You have to be your own best friend, give yourself the love and attention and fun and support you deserve. It is hard at first, I know, but once you force yourself to take all the time you've wasted on this guy and spend it on yourself, you will consider the loss of a thousand bucks a wise investment.

Friday, January 19, 2007 05:55 AM

A valuable lesson

Do not go into business with friends unless you can bear to lose the friendship if it doesn't work out. Time and time again, I have seen my friends make business ventures together and the friendship ultimately suffers.

Why? Because while the friendship may have come first, the business ultimately takes precedence. Agreements that you wouldn't dream of making with a neutral or unknown person are sealed with nary a handshake, because one or the other believes that their "friend" will do the right thing. Expectations are not clearly communicated, work is done that is uncompensated and very few are able to separate business actions and words between individuals from a friendship.

So I agree with other posters. A valuable lesson to learn. And it only cost you $300. I'm also not clear what you would have gotten out of the business relationship had your friend prospered. Probably not much different.

Friday, January 19, 2007 05:58 AM

Perspective

If "friend" is wealthy, then $1,000 is not much - the cost of an afternoon's amusement. And, not knowing the particulars of the deal, I might guess that he is perplexed that you'd expect it back.

"It's not a big deal" (to him).

I have a friend who rants about "Joe & Josie came over and didn't offer to pay for half of the pizza". Maybe the twelve bucks breaks the bank for her, I dunno. Frankly, I THINK THAT SHE IS INSANELY PETTY. How can she hold pizza money against her "friends"?

LW & his "friend" are ill-suited for one another. Some things need to die on the vine.

Friday, January 19, 2007 06:44 AM

Don't do this again!

I have to say that based on the way you (didn't) list the details of this transaction, don't ever enter into this sort of thing again. It sounds very wishy-washy. Maybe its just the way you write but I have no sense of the terms of this deal and that makes it hard to say what should happen next. Cary is dead-on - use it as an opportunity to learn, not to blame anyone.

Friday, January 19, 2007 07:12 AM

The venture failed. Why is the LW expecting a refund?

"The venture didn't go as planned, so he didn't pay me back. The amount was about $1,000, but the records are now long gone. I don't know the full details of what happened. It was never explained satisfactorily and depended on his honest dealing.”

It sounds like the LW was making an investment and expecting a payoff was a sure thing. The LW expected his friend to take care of all the details/work and then the profits get split with no concern for paperwork, receipts or taxes. But things didn’t go well (as is often the case) and the money was lost.

And now the LW expects to get paid back on a failed investment. WTF? If you invest in a business and it fails you write it off and try again. Investors don’t get paid back. There is a risk involved. No one gets rich quick without working and it’s bizarre of the LW to expect his friends and business contacts to be covering for his bad judgment (even if his friends are wealthy).

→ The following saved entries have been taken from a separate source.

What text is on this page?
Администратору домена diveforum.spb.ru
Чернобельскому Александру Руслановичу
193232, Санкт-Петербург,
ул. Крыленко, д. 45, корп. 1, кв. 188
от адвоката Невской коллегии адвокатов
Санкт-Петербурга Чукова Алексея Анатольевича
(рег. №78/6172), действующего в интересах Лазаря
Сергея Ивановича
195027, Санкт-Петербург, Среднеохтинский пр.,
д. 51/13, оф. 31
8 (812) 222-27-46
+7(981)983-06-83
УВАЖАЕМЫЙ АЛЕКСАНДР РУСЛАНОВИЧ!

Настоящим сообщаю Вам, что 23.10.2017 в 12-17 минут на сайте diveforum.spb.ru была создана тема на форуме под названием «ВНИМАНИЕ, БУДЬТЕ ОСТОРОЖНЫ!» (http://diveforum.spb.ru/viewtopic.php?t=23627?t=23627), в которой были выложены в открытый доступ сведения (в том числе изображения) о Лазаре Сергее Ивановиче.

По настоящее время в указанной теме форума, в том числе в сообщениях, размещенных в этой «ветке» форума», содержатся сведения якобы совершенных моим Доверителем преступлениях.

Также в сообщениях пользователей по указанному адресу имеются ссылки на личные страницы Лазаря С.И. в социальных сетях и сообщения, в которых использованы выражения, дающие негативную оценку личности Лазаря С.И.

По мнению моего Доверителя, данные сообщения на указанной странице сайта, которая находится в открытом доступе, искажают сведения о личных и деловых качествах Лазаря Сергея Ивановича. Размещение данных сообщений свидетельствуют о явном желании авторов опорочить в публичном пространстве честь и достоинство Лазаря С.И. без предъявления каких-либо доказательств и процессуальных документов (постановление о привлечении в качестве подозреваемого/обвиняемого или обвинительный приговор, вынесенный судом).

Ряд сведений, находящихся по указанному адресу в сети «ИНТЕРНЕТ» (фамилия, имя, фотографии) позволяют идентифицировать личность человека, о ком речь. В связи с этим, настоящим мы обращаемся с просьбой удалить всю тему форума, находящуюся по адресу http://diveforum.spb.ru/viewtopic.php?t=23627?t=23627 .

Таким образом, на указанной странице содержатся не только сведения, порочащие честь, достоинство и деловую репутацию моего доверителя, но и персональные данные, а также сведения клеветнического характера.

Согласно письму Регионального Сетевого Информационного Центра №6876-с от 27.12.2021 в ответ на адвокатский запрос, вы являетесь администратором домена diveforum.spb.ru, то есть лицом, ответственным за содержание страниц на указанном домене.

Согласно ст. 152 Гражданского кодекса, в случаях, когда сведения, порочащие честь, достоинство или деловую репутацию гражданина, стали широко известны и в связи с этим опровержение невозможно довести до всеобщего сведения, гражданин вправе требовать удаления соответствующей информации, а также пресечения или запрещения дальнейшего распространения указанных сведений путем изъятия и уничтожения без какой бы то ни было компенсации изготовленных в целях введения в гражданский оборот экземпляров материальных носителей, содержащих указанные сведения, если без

I think the LW should own up to his part in all of this failed venture and stop looking to place the blame on others. We’re all quick to blame this ‘friend’ but the truth is the guy is paying the LW back on a failed investment and that’s not a normal business practice. That $700 is a gift.

Friday, January 19, 2007 07:50 AM

An auction?

What were the terms of the deal? I don't get it. If I purchase an object at a cost of $1000 and attempt to auction it off but nobody bids on it, then I am out $1000. That was my risk, and my loss. I don't understand why the LW thinks that he is owed any money at all.

Friday, January 19, 2007 08:36 AM

Sheesh!

LW is darned lucky he got $700 of his $1,000 back. I invested 10K as a passive investor in a business partnership that didn't pan out, and haven't seen a dime.

Live and learn, buddy. At least I had the sense to enter into my deal with someone who wasn't a close friend.